CLCP indices (utilization pattern substrate [H′], substrate richness [S], and equitability [E]) of the salivary microbiota of children with celiac disease who were treated with a gluten-free diet for at least 2 years (T-CD children) and healthy children (HC). Data are the means of three independent experiments (n = 3). The center line of each box represents the median, and the top and bottom of the box represent the 75th and 25th percentiles of the data, respectively. The top and bottom of the error bars represent the 5th and 95th percentiles of the data, respectively. The circles in each box plot extend to the outliers of the data.

FIG 2

Relative abundance (percent) of total bacteria, which were found at the phylum level in the saliva of T-CD children and healthy children.

FIG 3

Average number of species (OTUs), richness (Chao1), and diversity (Shannon index) values for the saliva of T-CD children and HC. The center line of each box represents the median, and the top and bottom of the box represent the 75th and 25th percentiles of the data, respectively. The top and bottom of the error bars represent the 5th and 95th percentiles of the data, respectively.

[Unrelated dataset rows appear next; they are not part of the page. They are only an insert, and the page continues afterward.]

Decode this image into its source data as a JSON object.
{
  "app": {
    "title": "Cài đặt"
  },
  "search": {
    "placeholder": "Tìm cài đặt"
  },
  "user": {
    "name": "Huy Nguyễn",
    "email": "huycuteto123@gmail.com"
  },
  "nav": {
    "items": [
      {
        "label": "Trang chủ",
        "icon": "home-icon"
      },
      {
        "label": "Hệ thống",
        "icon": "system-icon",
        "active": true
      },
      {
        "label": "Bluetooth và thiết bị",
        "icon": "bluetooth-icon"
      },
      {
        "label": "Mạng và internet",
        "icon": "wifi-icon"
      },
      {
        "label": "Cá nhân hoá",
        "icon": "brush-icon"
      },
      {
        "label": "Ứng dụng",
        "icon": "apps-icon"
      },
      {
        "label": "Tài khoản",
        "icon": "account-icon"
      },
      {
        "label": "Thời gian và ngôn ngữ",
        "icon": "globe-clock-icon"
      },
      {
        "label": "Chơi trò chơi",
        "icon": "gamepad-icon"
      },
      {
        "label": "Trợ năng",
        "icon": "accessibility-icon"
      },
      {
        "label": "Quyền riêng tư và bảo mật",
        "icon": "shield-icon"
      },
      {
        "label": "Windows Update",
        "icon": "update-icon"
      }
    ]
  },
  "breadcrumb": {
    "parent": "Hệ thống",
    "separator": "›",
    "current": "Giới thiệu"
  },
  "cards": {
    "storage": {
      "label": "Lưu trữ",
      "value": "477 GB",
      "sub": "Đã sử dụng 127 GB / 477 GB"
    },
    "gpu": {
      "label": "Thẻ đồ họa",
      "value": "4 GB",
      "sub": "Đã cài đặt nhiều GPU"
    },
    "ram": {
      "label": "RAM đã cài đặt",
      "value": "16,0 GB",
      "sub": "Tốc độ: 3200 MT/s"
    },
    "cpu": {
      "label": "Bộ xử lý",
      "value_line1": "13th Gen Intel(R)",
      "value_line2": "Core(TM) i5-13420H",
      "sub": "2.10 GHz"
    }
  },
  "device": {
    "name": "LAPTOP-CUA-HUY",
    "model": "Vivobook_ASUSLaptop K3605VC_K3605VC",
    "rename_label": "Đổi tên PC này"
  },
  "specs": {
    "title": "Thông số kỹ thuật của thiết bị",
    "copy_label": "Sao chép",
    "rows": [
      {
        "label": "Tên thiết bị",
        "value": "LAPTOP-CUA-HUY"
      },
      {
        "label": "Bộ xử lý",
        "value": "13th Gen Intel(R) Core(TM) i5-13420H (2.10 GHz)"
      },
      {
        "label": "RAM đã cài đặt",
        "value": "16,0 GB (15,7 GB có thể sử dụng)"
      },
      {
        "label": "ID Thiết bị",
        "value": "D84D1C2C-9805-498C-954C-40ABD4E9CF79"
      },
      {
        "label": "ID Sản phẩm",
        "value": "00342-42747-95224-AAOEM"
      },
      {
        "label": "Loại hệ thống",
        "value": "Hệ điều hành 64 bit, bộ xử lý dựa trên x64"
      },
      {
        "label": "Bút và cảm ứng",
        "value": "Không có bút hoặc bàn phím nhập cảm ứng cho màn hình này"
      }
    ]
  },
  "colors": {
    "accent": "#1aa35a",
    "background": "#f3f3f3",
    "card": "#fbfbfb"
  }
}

The circles and asterisks in each box plot extend to the outliers and extremes of the data, respectively.

FIG 4

Principal-coordinate analysis based on weighted UniFrac analysis of all 16S rRNA gene sequences found in the saliva of T-CD children and HC.

FIG 5

Relative proportions (percent) of predominant bacteria, showing significant (P < 0.05) differences between the saliva samples of T-CD children and those of HC.

FIG 6

CAP loading coefficient plot (A) and score plot (B) of the volatile organic compounds found in saliva of T-CD children and HC. n.d., not defined.